March 13, 2012
The Age
The competition watchdog’s probe of Flight Centre could have implications for pricing in the retail sector, according to one retail analyst.
The Australian Competition & Consumer Commission is looking into Flight Centre’s pricing strategy after emails emerged showing the travel company urging airlines not to undercut the prices the travel chain offered.
Commonwealth Bank retail analyst Nick Maclean said the intent of the ACCC case was unclear but it could trigger a second-look at the relationships between wholesalers and retailers.
“Travel distributors, from Wotif to Webjet, typically seek to have pricing at least the same as that offered directly by suppliers,” said Mr Maclean in a note to clients.
“Therefore, if the ruling goes against Flight Centre, we wonder what this means for other retailers that deal with suppliers which offer multi-distribution strategies,” he said.
“If Flight Centre is not permitted to try and seek the best pricing for its clients, then what does this mean for distribution-retail companies in the era of online sales where increasing numbers of suppliers of products to retailers also sell those products directly to end users via the internet?”
Consumers have long had suspicions that Australia’s large retailers have had restrictive agreements that hamper competition in order to support higher margins.

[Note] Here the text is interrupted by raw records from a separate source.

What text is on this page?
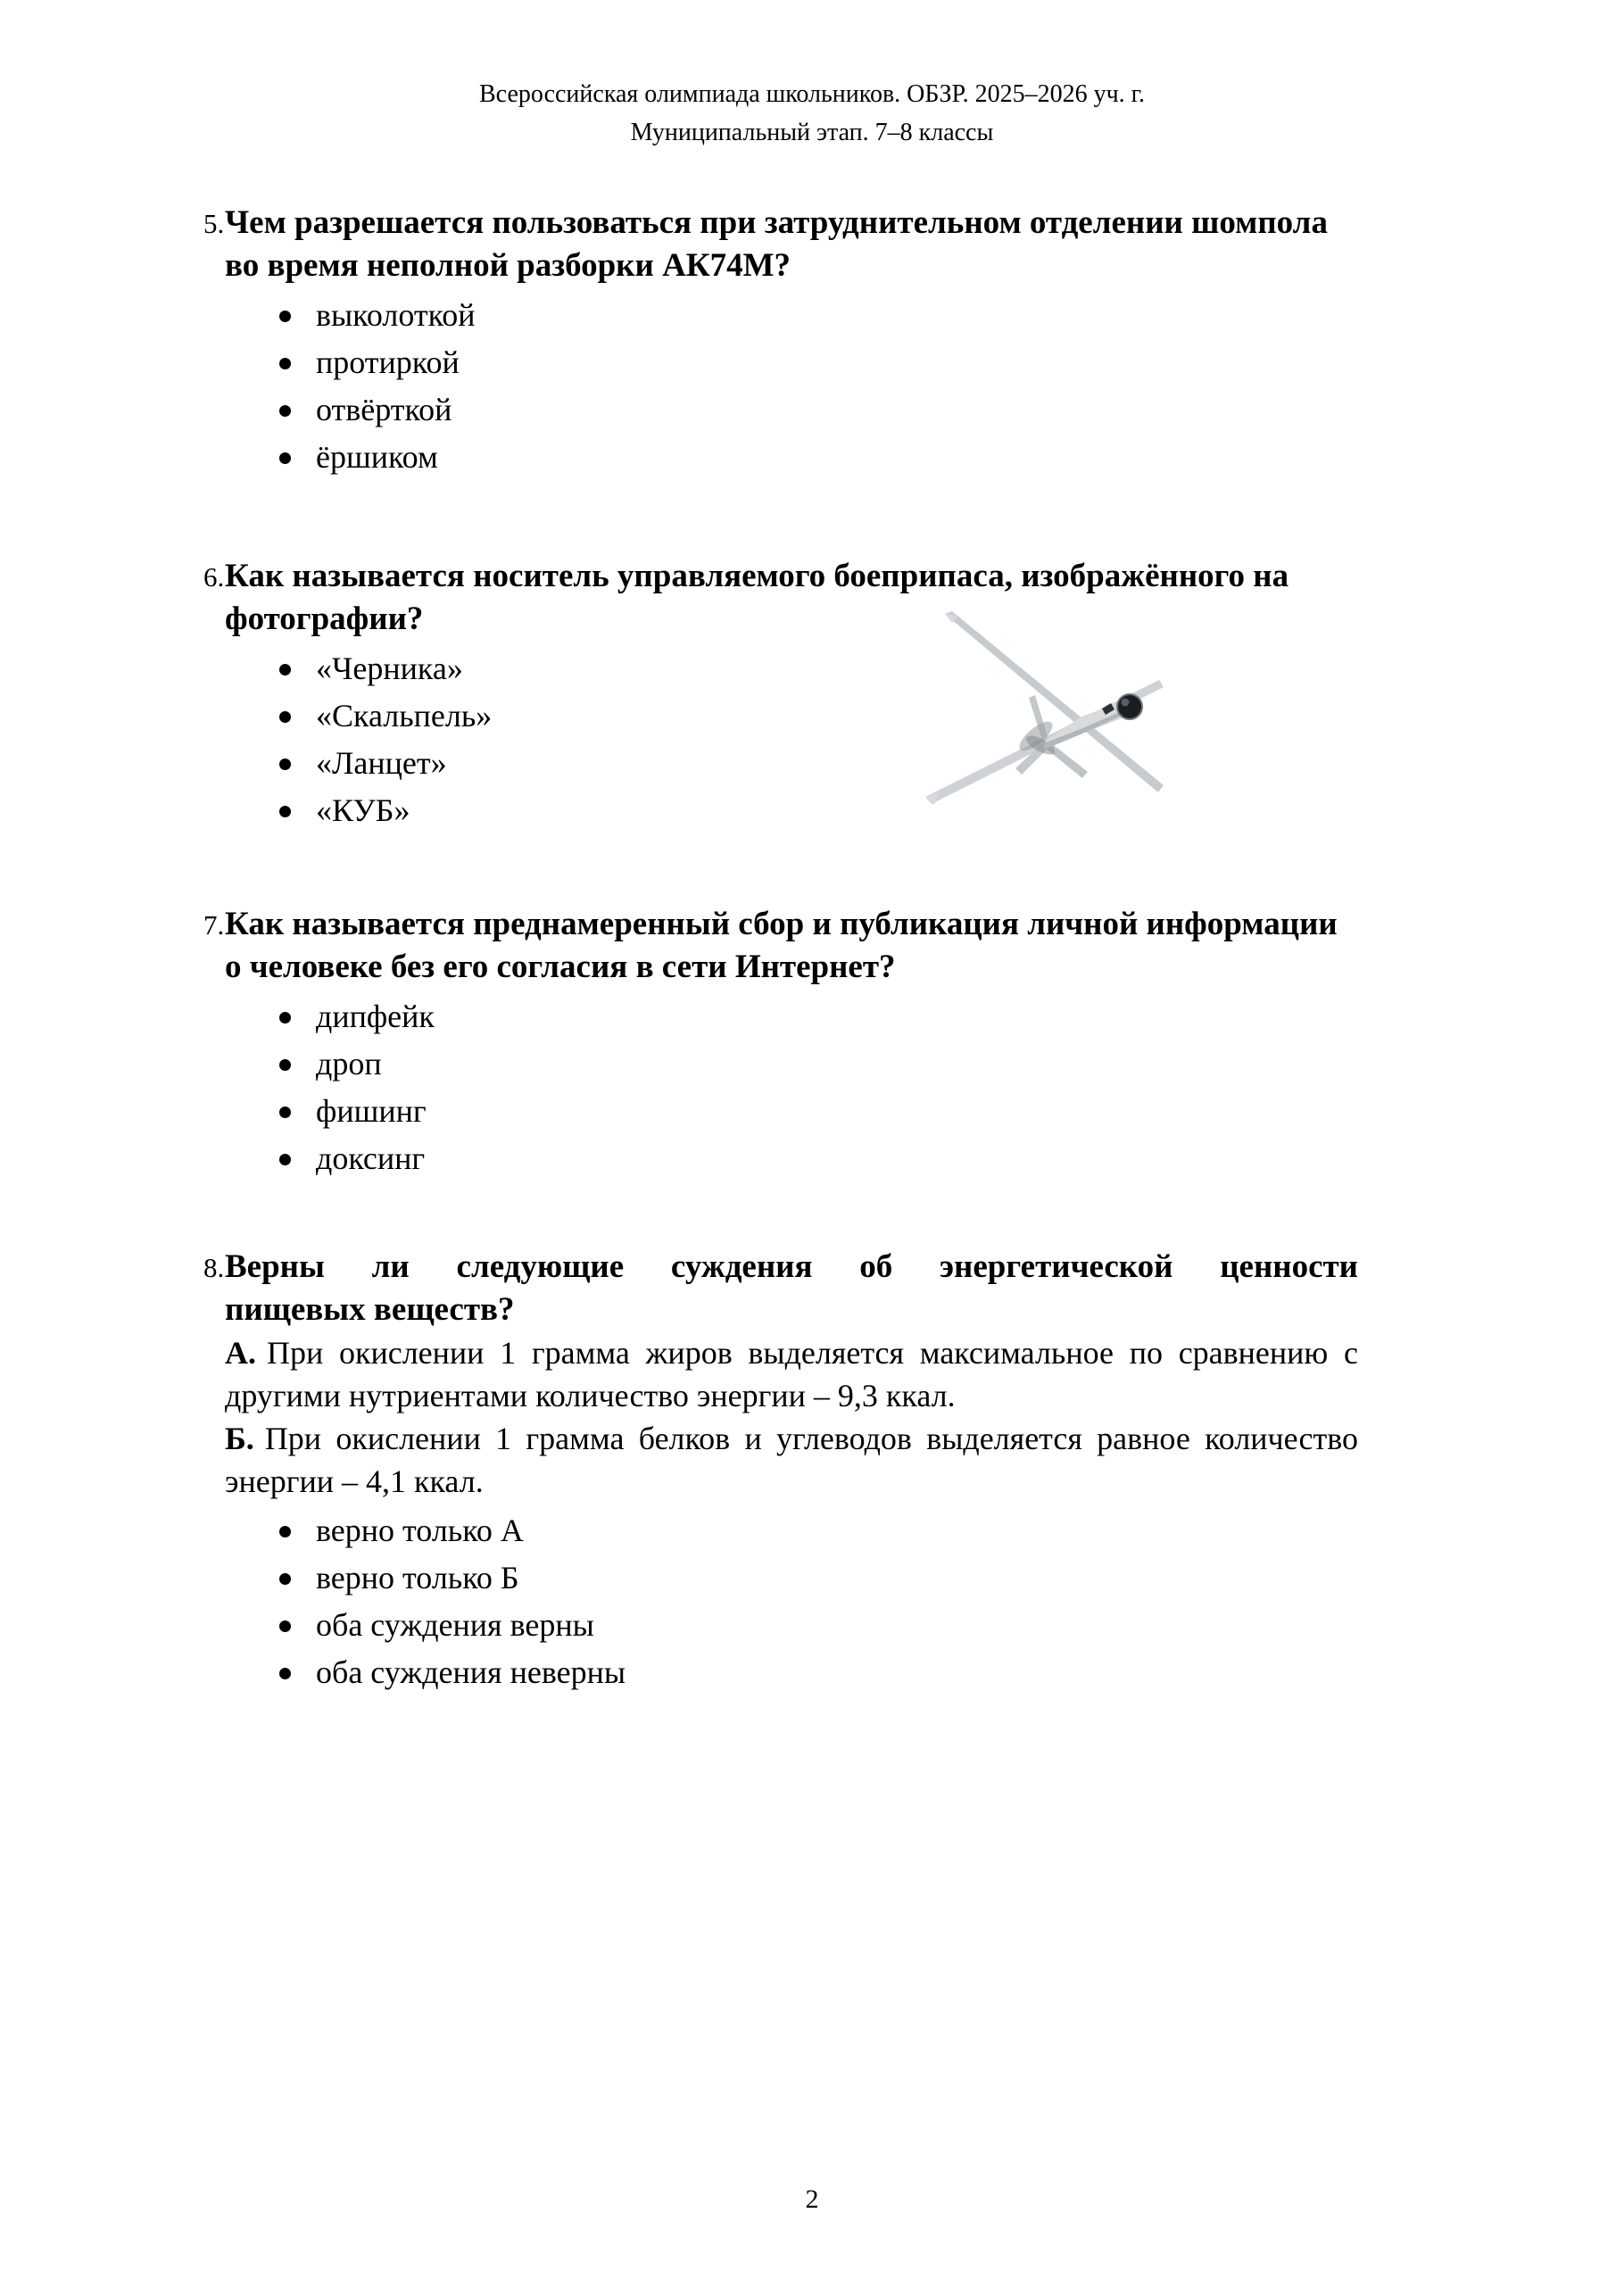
Всероссийская олимпиада школьников. ОБЗР. 2025–2026 уч. г.
Муниципальный этап. 7–8 классы
5. Чем разрешается пользоваться при затруднительном отделении шомпола во время неполной разборки АК74М?

выколоткой
протиркой
отвёрткой
ёршиком
6. Как называется носитель управляемого боеприпаса, изображённого на фотографии?

«Черника»
«Скальпель»
«Ланцет»
«КУБ»
7. Как называется преднамеренный сбор и публикация личной информации о человеке без его согласия в сети Интернет?

дипфейк
дроп
фишинг
доксинг
8. Верны ли следующие суждения об энергетической ценности пищевых веществ?

А. При окислении 1 грамма жиров выделяется максимальное по сравнению с другими нутриентами количество энергии – 9,3 ккал.

Б. При окислении 1 грамма белков и углеводов выделяется равное количество энергии – 4,1 ккал.

верно только А
верно только Б
оба суждения верны
оба суждения неверны
2
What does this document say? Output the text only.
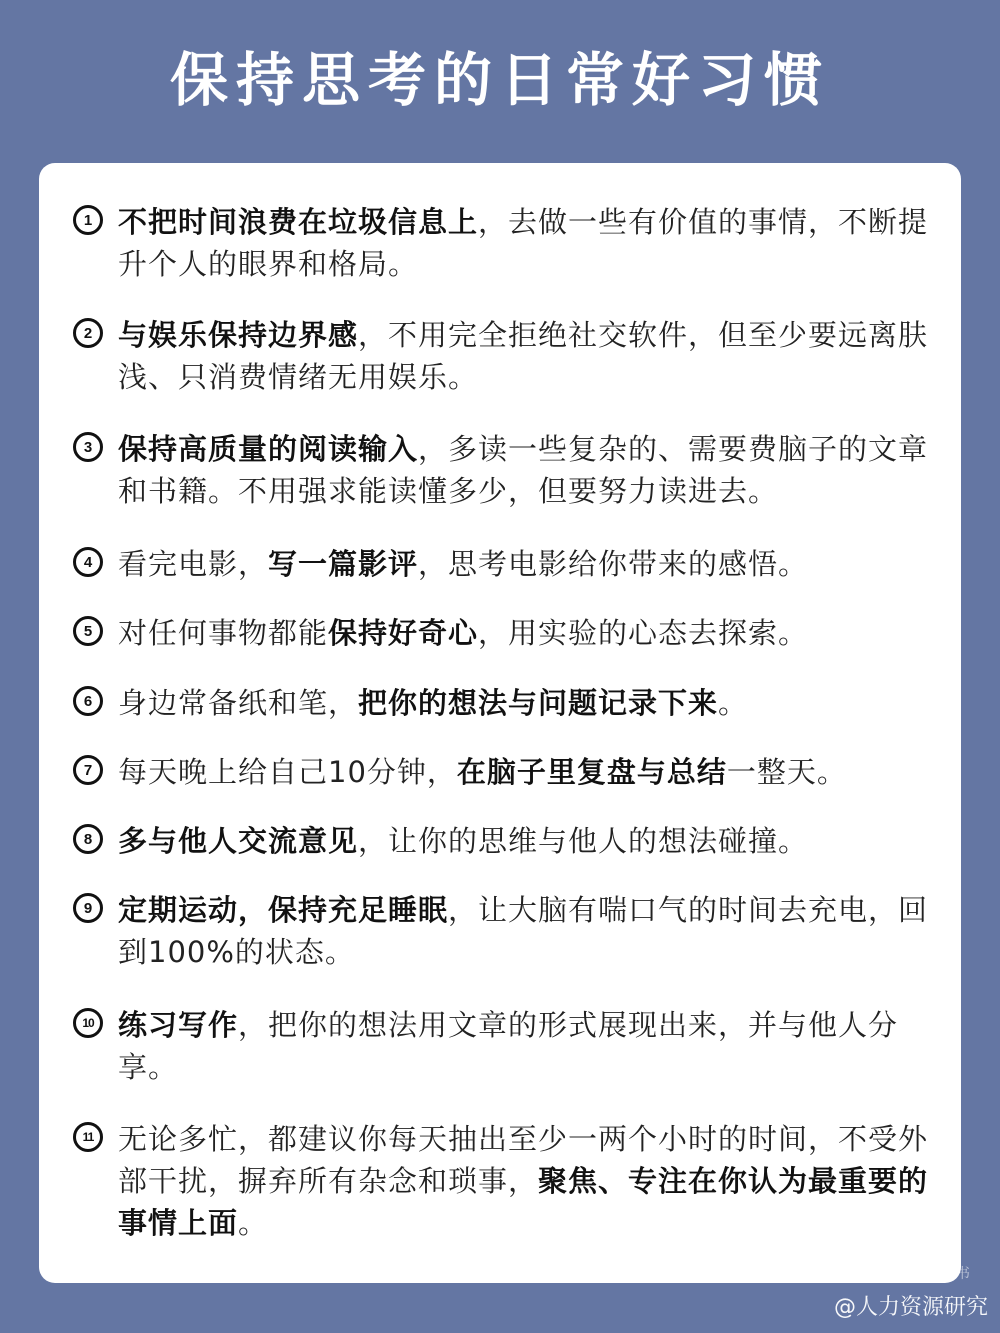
保持思考的日常好习惯
1 不把时间浪费在垃圾信息上，去做一些有价值的事情，不断提升个人的眼界和格局。
2 与娱乐保持边界感，不用完全拒绝社交软件，但至少要远离肤浅、只消费情绪无用娱乐。
3 保持高质量的阅读输入，多读一些复杂的、需要费脑子的文章和书籍。不用强求能读懂多少，但要努力读进去。
4 看完电影，写一篇影评，思考电影给你带来的感悟。
5 对任何事物都能保持好奇心，用实验的心态去探索。
6 身边常备纸和笔，把你的想法与问题记录下来。
7 每天晚上给自己10分钟，在脑子里复盘与总结一整天。
8 多与他人交流意见，让你的思维与他人的想法碰撞。
9 定期运动，保持充足睡眠，让大脑有喘口气的时间去充电，回到100%的状态。
10 练习写作，把你的想法用文章的形式展现出来，并与他人分享。
11 无论多忙，都建议你每天抽出至少一两个小时的时间，不受外部干扰，摒弃所有杂念和琐事，聚焦、专注在你认为最重要的事情上面。
小红书
@人力资源研究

The emergence of online shopping has put those arrangements to the test by allowing consumers to purchase directly from the distributors of electronics, clothing and other goods, often at lower prices. At the same time, online-only retailers have complained of their lack of access to some name brands which they say won’t sell to them in order to remain on good terms with established bricks and mortar retailers.
The ACCC alleges that Flight Centre has broken rules in Section 45 of the Competition and Consumer Act 2010, which say it is illegal for provisions of a proposed contract, arrangement or understanding that has “the purpose, or would have or be likely to have the effect, of substantially lessening competition”.
“It is alleged that the purpose and likely effect of the arrangements sought by Flight Centre was to maintain the level of Flight Centre’s commissions,” the ACCC said last week.
The ACCC is seeking declarations, injunctions, pecuniary penalties and costs. A directions hearing will be held on April 13, 2012.
Mr Maclean said that although he disagrees with the ACCC’s argument, “we do note its chairman’s ‘publicly stated mission that the ACCC should take on more cases in the areas which haven’t been explored to date’.”
“We see this competition in the same context as a retailer such as Woolworths or Super Retail Group which distributes a supplier’s products to end consumers which that supplier also offers direct to consumers,” said Mr Maclean.
University of Melbourne director of competition law studies Caron Beaton-Wells believes the ACCC ruling could have implications for the broader retail sector.
“If a large retailer who is competing with a distributor attempted to stop the distributor from supplying directly to customers or supplying directly at a particular price, then that could potentially be price fixing – or attempted price fixing – that is per se prohibited.”
In legal terms, however, there was a difference between the price fixing alleged in the Flight Centre case and a “substantial lessening of competition” by exclusive arrangements among wholesales and retailers.